I've read before here on SO (EDIT: Incremental Checksums) that there are some checksum algorithms (I think one of those is adler32) that support the following property:

adler32('abc'); // 123
adler32('def'); // 456
adler32('abcdef'); // 579 (123 + 456)

Please note that the results are only examples to demonstrate what I want to archieve. I've tried some examples with the hash extension in PHP with the adler and fletcher modules but the values don't seem to add up. Can someone show me some implementation examples?

5
hash(string) { return length(string); } =)Zed
Do you have a real-world problem where this is an issue?Brian
Brian: no, I just read it somewhere here on SO and I found it interesting. Does that make it a less valid question?Alix Axel

5 Answers

3
votes

If what you are looking for is a hash function on strings such that hash(s1+s2) = hash(s1) + hash(s2), I am pretty sure that all functions hash with this property are of the form (sum of the hash_char(c) for all the chars c in the string), for a fixed function hash_char.

That does not make for a very good hash function. Do you not misremember what you saw about adler32?

2
votes

Adler32 is not a hash function.
There are no good hash functions with this property.

There are, however, encryption functions with a similar property; known as homomorphism.
Basically:

E(text1)*E(text2)=cipher  
D(cipher) = text1 + text2  

Where E is the encryption function, D is the encryption function, and the texts are numbers (or data serialized as a number). Note that schemes using operations other than + & * do exist.

Two examples schemes: ElGamal, and Paillier. Both are slow, which is a common feature of asymmetric encryption schemes. Both of these examples use * & +.

1
votes

Unless I misunderstand I don't see how this is possible without an unnecessary number of collisions.

hash('cde') => 345 
hash('aaabcd') => 345
1
votes

Adler32 is a checksum algorithm rather than a hash, and doesn't have the property you describe.

It's quite common for hashes to have the property that the state of the hash can be described by the result of the hash, so if

H ( "aaa" ) = G ( H0, "aaa" )

where G is the function of the hash and the concatenation to the hash, and H0 is an initial value, often zero. Then

H ( "aaa" ) = G ( H("aa"), "a" ) = G ( G ( H("a"), "a" ), "a" ) = G ( G ( G ( H0, "a" ), "a" ), "a" )

But a function which is simply adding some function of the characters in the input together ( as is implied by your rule that G ( x .concat. y ) = G(x) + G(y) ) will collide for all permutations of that input.

One such function might create a 128 bit hash from an ASCII input:

H(x) = sum ( b => 1 << b foreach byte b in x ) 

which would have the property that

H("abcdef") == H("abc") + H("def") 
            == H("a") + H("b") + H("c") + H("d") + H("e") + H("f") 
            == H("abcdfe")
            == H("abcfde")
            == H("abcfed")
 etc.
0
votes

In view of Alder32 algorithm description, I don't see how the property you describe with regard to concatenation of string is possible.

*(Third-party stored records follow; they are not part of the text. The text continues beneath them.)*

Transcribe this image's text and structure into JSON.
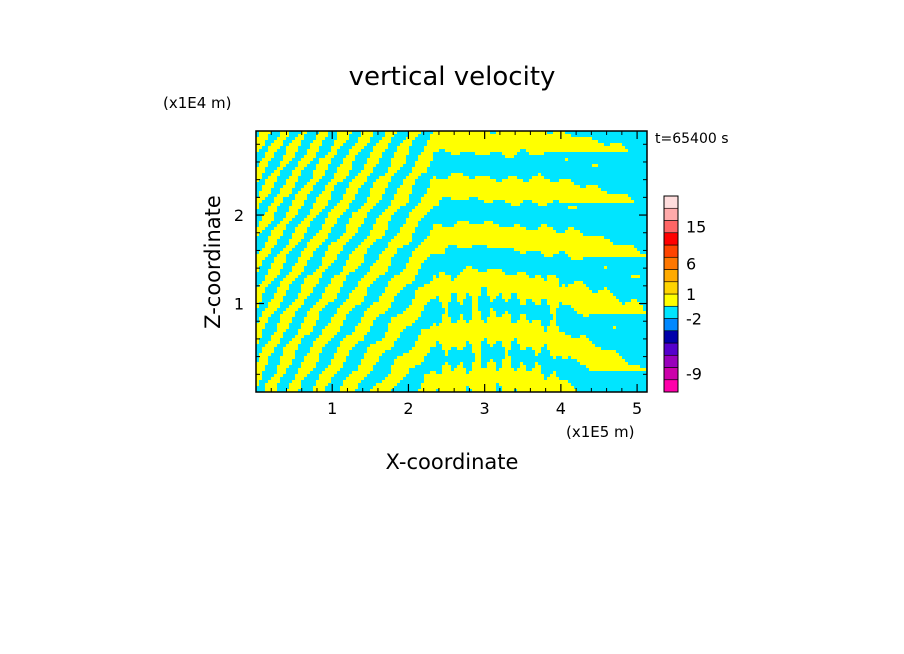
{
  "chart_data": {
    "type": "heatmap",
    "title": "vertical velocity",
    "xlabel": "X-coordinate",
    "ylabel": "Z-coordinate",
    "x_scale_label": "(x1E5 m)",
    "y_scale_label": "(x1E4 m)",
    "time_label": "t=65400 s",
    "xlim": [
      0,
      5.13
    ],
    "ylim": [
      0,
      2.95
    ],
    "x_ticks": [
      1,
      2,
      3,
      4,
      5
    ],
    "y_ticks": [
      1,
      2
    ],
    "x_tick_labels": [
      "1",
      "2",
      "3",
      "4",
      "5"
    ],
    "y_tick_labels": [
      "1",
      "2"
    ],
    "colorbar": {
      "levels": [
        {
          "color": "#ff00aa"
        },
        {
          "color": "#cc00aa"
        },
        {
          "color": "#9900bb"
        },
        {
          "color": "#5500cc"
        },
        {
          "color": "#0000aa"
        },
        {
          "color": "#0088ff"
        },
        {
          "color": "#00e5ff"
        },
        {
          "color": "#ffff00"
        },
        {
          "color": "#ffd400"
        },
        {
          "color": "#ffaa00"
        },
        {
          "color": "#ff7700"
        },
        {
          "color": "#ff4400"
        },
        {
          "color": "#ff0000"
        },
        {
          "color": "#ff6666"
        },
        {
          "color": "#ffaaaa"
        },
        {
          "color": "#ffdddd"
        }
      ],
      "tick_labels": [
        {
          "label": "-9",
          "index": 1.5
        },
        {
          "label": "-2",
          "index": 6
        },
        {
          "label": "1",
          "index": 8
        },
        {
          "label": "6",
          "index": 10.5
        },
        {
          "label": "15",
          "index": 13.5
        }
      ]
    },
    "field_colors": {
      "positive": "#ffff00",
      "negative": "#00e5ff"
    },
    "grid": false
  }
}
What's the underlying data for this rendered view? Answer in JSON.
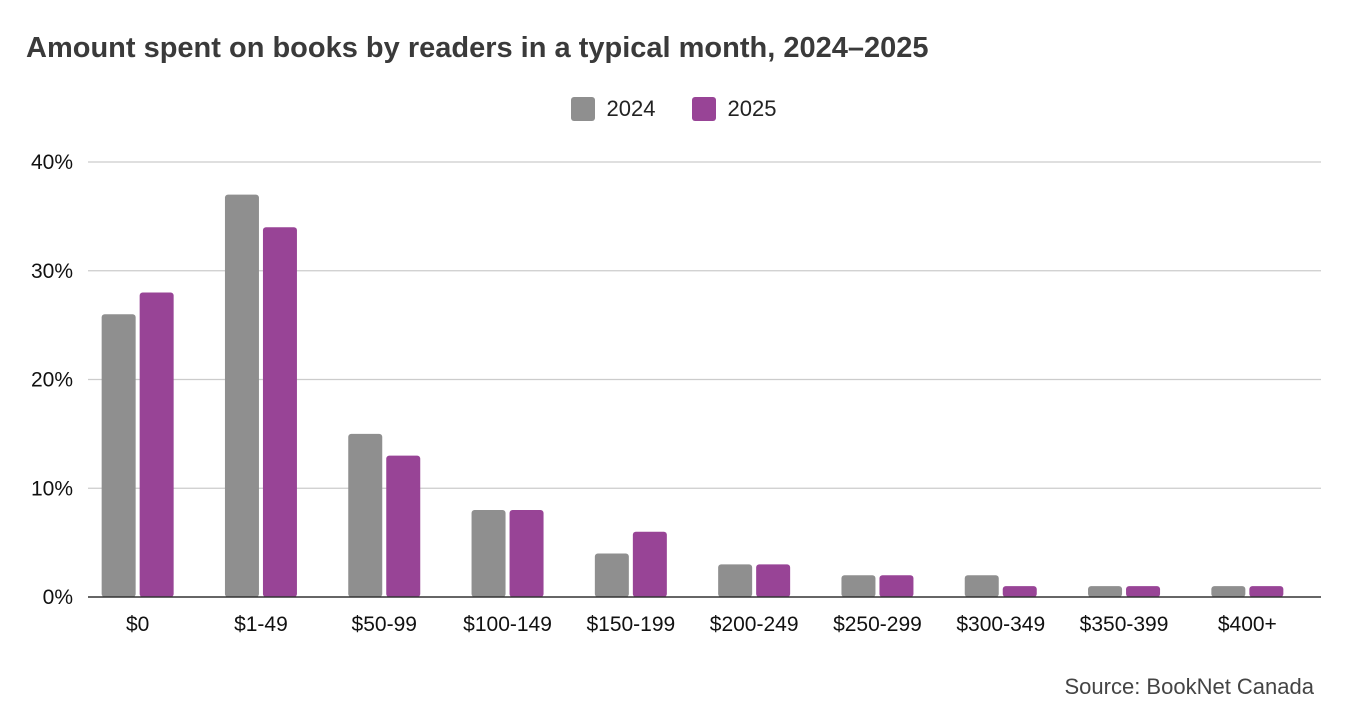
{
  "colors": {
    "series_2024": "#8f8f8f",
    "series_2025": "#984496",
    "grid": "#cccccc",
    "axis": "#333333"
  },
  "source": "Source: BookNet Canada",
  "chart_data": {
    "type": "bar",
    "title": "Amount spent on books by readers in a typical month, 2024–2025",
    "xlabel": "",
    "ylabel": "",
    "ylim": [
      0,
      40
    ],
    "yticks": [
      0,
      10,
      20,
      30,
      40
    ],
    "ytick_labels": [
      "0%",
      "10%",
      "20%",
      "30%",
      "40%"
    ],
    "grid": true,
    "legend_position": "top-center",
    "categories": [
      "$0",
      "$1-49",
      "$50-99",
      "$100-149",
      "$150-199",
      "$200-249",
      "$250-299",
      "$300-349",
      "$350-399",
      "$400+"
    ],
    "series": [
      {
        "name": "2024",
        "values": [
          26,
          37,
          15,
          8,
          4,
          3,
          2,
          2,
          1,
          1
        ]
      },
      {
        "name": "2025",
        "values": [
          28,
          34,
          13,
          8,
          6,
          3,
          2,
          1,
          1,
          1
        ]
      }
    ]
  }
}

Edit: removed flawed demo that such a property for a hash is impossible. Indeed an example of such a hash is the one that simply adds (well maybe modulo some big number, but that is understandable) the ASCII value of the characters in the input. (Thank you Pete Kirkham to point this error of mine).

Rather than Alder32 you may be referring to homomorphic encryption algorithms. You may find a list of such encryption schemes here. Craig Gentry, a research at IBM, also announced his success with producing fully homomorphic encryption, but I do not know if any technical details were published at this time (This would be big news, BTW).